A number of those issues will no doubt be discussed at next month’s INTA Annual Meeting, with a number of related sessions and meetings planned throughout the event. For example, on the Saturday there is a full-day workshop entitled “The Key to Success Against the Crime of Counterfeiting”, which will bring together in-house teams, government officials and other key partners to identify best practices in the fight against fakes. There are also two preparatory workshops scheduled in for the Friday, which Sanz de Acedo expands on: “We launched the all-day anti-counterfeiting workshop last year, and it was extremely popular with around 150 to 160 attendees (which we had to cap there because we wanted the discussions to be lively). But we got feedback from our members that they wanted a little more, so we arranged the Friday afternoon closed-door workshops – one for brand owners and one for government officials –  to prepare for the main workshop on Saturday. That's the rationale behind it anyway, and I'd say it's the natural growth of our activities based on the demand we've got from our members."

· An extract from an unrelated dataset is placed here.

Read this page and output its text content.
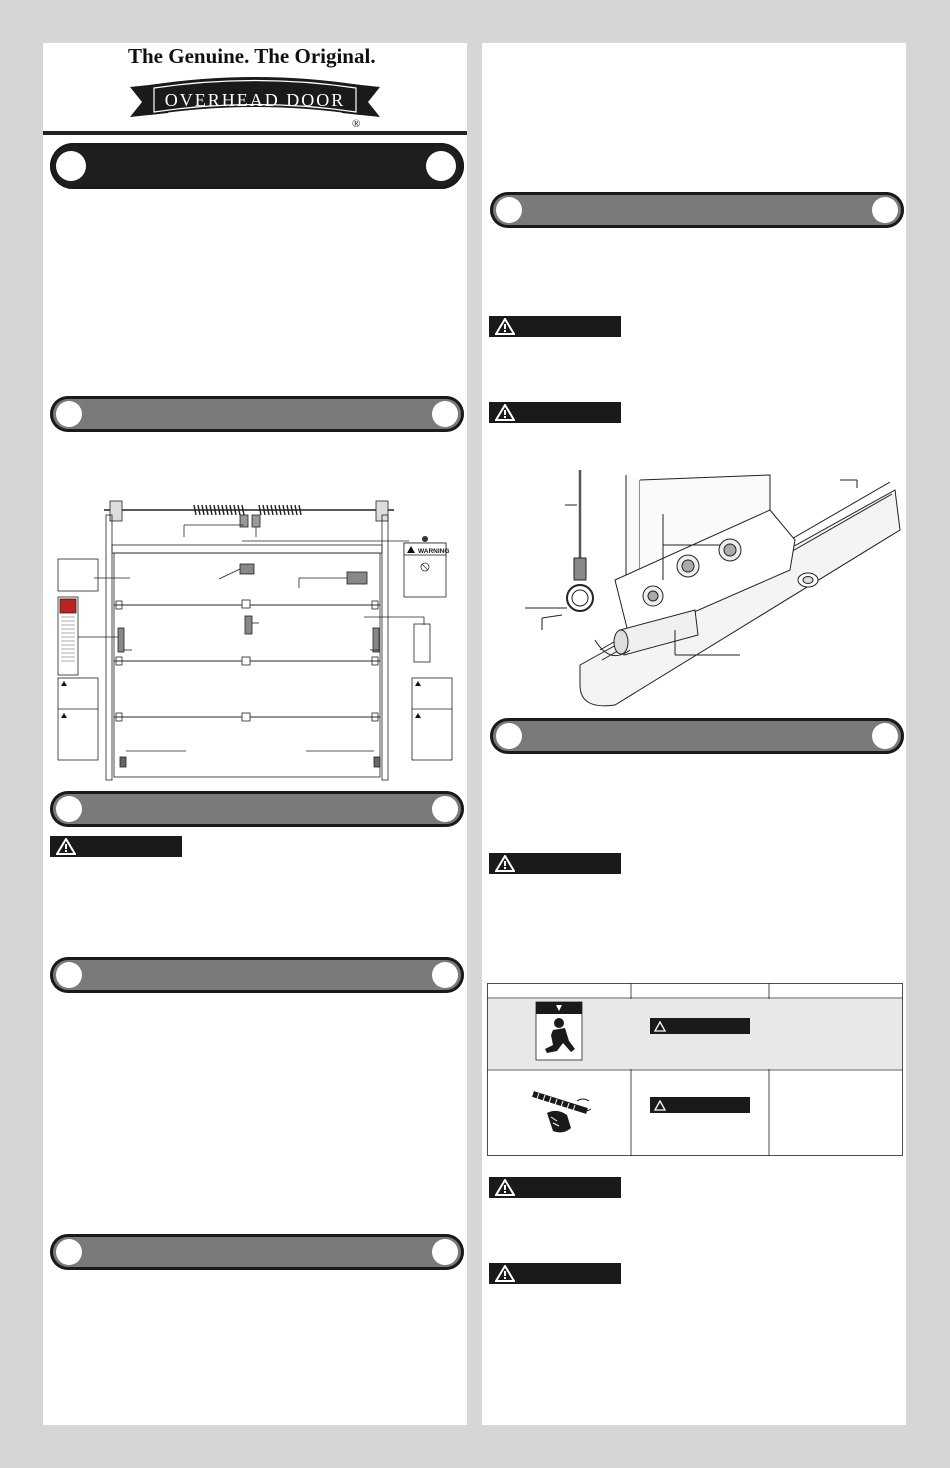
The Genuine. The Original.
OVERHEAD DOOR
®
WARNING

The introduction of more sessions and workshops is a logical step for an event that continues to attract more attendees every year. However, the anti-counterfeiting focus on the Friday (along with the two closed-door workshops, there is also half-day customs training on Friday morning for 50 in-house participants) is notable because the International Anticounterfeiting Coalition (IACC) will be holding its annual Spring Meeting at the same time. The IACC event traditionally runs on the Thursday and Friday before INTA’s Annual Meeting, so on paper there appears to be an overlap. However, Sanz de Acedo disagrees, stressing that “the offerings are complementary”. He expands: “Counterfeiting is a priority for brand owners, no matter which organisation you sit in, and we are here to serve brand owners and IP professionals. Furthermore, we always look forward to cooperate and to partner with other organisations. We might not share the same cultures or values, we might want to do things a little different, but that doesn't mean that on some matters we cannot work together.”

On this, he states that INTA is looking to partner with more organisations going forward: “We are looking forward to forging new partnerships in the future, especially with consumer associations and marketing organisations. So while we may not always view things in the same way, from a substantive perspective we are prepared to work together, provided there is mutual respect. That is something that INTA pays a lot of attention to, and we ensure that we are very respectful to all other IP organisations and non-IP organisations we engage with.”

Such co-operation will enable INTA to expand its reach, and the resounding message from our conversation with Sanz de Acedo is the rising internationalisation of INTA – although he doesn’t like to term it that way. “I actually prefer the word ‘global’ to ‘international’,” he states, adding that he has travelled the breadth of the planet in the first few months of 2017, including visits to China and India and with an upcoming Latin America trip next month before the Annual Meeting kicks off in Barcelona. “We are already a strong international organisation, but what we are seeing today is INTA becoming more and more global and we are very proud of that. So yes, we are doing more on the anti-counterfeiting front and we will continue to do so from a global perspective – our members are demanding that we continue to go down this track, and we will.”